A desperate lush, thought Annie, nodding with sympathy.

“Neither of us were exactly young when we met,” said Janet. “We had been around the block a bit, so we both knew how lucky we were to find each other. And then we found this house, bigger than we ever expected, and out of our price range. But I loved it, and they almost threw the mortgage at us. We were giddy, we felt like we had been pulled out of something and saved.”

“Pulled out of what?” said Annie, suddenly curious.

“Out of the muck our lives had become, I guess. Walking into our house the first time after the settlement, it was the richest I had ever felt. It didn’t last.”

“What happened?”

She took a deep, noisy drag from her cigarette. Rising smoke curled in front of her eye as she tried to sort out her past. “What always happens,” she said finally.

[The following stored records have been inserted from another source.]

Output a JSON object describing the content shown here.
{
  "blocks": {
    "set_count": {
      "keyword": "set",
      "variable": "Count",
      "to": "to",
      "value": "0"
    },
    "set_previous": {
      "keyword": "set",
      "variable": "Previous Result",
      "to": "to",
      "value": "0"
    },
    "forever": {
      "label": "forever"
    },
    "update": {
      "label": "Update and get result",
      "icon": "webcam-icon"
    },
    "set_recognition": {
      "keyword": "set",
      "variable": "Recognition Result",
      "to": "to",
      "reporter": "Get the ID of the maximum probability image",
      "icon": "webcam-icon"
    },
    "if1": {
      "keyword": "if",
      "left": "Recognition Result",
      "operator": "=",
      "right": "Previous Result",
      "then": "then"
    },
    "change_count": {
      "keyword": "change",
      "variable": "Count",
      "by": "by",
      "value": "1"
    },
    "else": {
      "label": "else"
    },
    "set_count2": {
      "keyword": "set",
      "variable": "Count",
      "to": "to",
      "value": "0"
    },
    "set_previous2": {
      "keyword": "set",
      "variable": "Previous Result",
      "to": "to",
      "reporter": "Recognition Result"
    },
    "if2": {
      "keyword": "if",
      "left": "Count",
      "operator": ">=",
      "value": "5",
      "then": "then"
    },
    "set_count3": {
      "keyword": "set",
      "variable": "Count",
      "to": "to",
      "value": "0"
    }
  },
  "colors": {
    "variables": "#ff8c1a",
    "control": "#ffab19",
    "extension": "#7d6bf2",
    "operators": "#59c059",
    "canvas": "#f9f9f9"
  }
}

Just then, Annie heard the sound of a refrigerator being opened in the kitchen, a rattle of cans, the exhale of carbonation
when a pull-top was popped. The canary rustled excitedly in its cage.

“Is somebody here?” said Justin.

“That’s just Eddie,” said Mrs. Moss. “He helps me out. He’s been doing that for five or six years now. It’s good to have someone.”

Annie leaned forward and looked hard at this woman sinking into the chair as if it were swallowing her whole. “It must have been a shock when your husband died,” said Annie. “We heard it was an accident.”

“It was something,” said Mrs. Moss. “We’d been having our problems, that was no secret. We’d been having our problems for a while. That was just the end of them, I guess. It let me keep the house, though.”

“How?” said Justin.

“I had lost my job, and the mortgage had adjusted up. But after the accident, with the insurance and all, there wasn’t really a problem anymore.”

“I guess it all worked out that way,” said a voice from the kitchen. Annie looked up and there was the handyman, that Eddie Nicosia, leaning against the doorframe with a can of Budweiser in his hand, and his hips thrust weirdly forward. He was thin and sharp-faced, with twisted teeth, and his very posture was of a belligerent alpha, which seemed a bit strange seeing as it wasn’t his house to alpha in.